A new entrant in the PLB wars is claiming to be the world’s smallest and lightest Personal Locator Beacon, eclipsing the current record holder in this regard, the ACR ResQLink which was just introduced earlier this year. Slated to be available in Spring of 2012, the new SATRO PLB-110 from Astronics DME Corporation certainly seems to have a good basis for that claim at just 4.09 x 2.39 x 0.92 inches (104 x 61 x 23 mm) and only 4.3 oz. (122 g).
While not a name familiar to most consumers, DME has been making aviation ELTs (Emergency Locator Transmitters) for 20 years with a reputation for quality and robust products. You will find many of their emergency products installed on most airliners. SATRO is a new brand name for their consumer oriented products, derived from the parent company’s NASDAQ symbol “ATRO,” of which the PLB-110 is the first.
Unlike the other pocket-sized PLBs introduced to date, McMurdo’s Fast Find Model 210 and ACR’s ResQLink, the SATRO PLB-110 is inherently buoyant. While not an essential feature in my opinion, you should always have the PLB tethered to you if flying over water, that’s a pretty neat trick in such a small package.
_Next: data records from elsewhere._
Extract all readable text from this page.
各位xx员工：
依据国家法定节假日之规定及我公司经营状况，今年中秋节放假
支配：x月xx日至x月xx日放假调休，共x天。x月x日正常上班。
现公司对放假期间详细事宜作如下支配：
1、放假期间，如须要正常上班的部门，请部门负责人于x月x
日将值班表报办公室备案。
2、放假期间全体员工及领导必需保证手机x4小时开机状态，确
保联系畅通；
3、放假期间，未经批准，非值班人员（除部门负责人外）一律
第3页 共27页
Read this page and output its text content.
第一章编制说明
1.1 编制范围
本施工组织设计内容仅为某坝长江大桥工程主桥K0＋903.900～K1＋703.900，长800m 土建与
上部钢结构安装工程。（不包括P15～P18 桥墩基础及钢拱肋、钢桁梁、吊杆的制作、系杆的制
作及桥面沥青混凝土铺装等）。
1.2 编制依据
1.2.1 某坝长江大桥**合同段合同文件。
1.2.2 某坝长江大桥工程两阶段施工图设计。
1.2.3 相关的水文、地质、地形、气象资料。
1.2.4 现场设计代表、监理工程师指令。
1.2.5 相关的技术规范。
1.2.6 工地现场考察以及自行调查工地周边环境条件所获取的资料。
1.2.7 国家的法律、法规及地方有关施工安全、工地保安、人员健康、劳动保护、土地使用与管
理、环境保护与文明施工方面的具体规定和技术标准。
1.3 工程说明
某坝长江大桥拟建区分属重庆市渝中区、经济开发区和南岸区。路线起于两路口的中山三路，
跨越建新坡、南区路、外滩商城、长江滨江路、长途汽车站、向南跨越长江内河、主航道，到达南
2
No need for a “float coat” to slip on to provide flotation.
I had the opportunity to handle a prototype and the flat form factor, clearly modeled on the iPhone, makes it very much more pocketable than its competition. The antenna wraps around the body, similar to the ACR designs.
It is equipped with a current generation 66-channel integral GPS, full GPS test function, and a flashing LED. The clear top case has a Fresnel lens molded over the LED to help spread that light wider. I’ll be interested in seeing exactly how effective that is in the real world.
The PLB-110 is rated to transmit at a minimum of 5 watts for the duration of its battery life, rated for 24 hours at -20C (-4F). Its depth rating is 10 meters (32.8 ft) for 5 minutes and 1 meter (3.28 ft) for an hour.
The MSRP is expected to be $299, so street price should be competitive with the McMurdo and ACR.
NOTE: This device has not been authorized as required by the Rules of the FCC. This device is not, and may not be offered for sale or lease, or sold or leased, until authorization is obtained.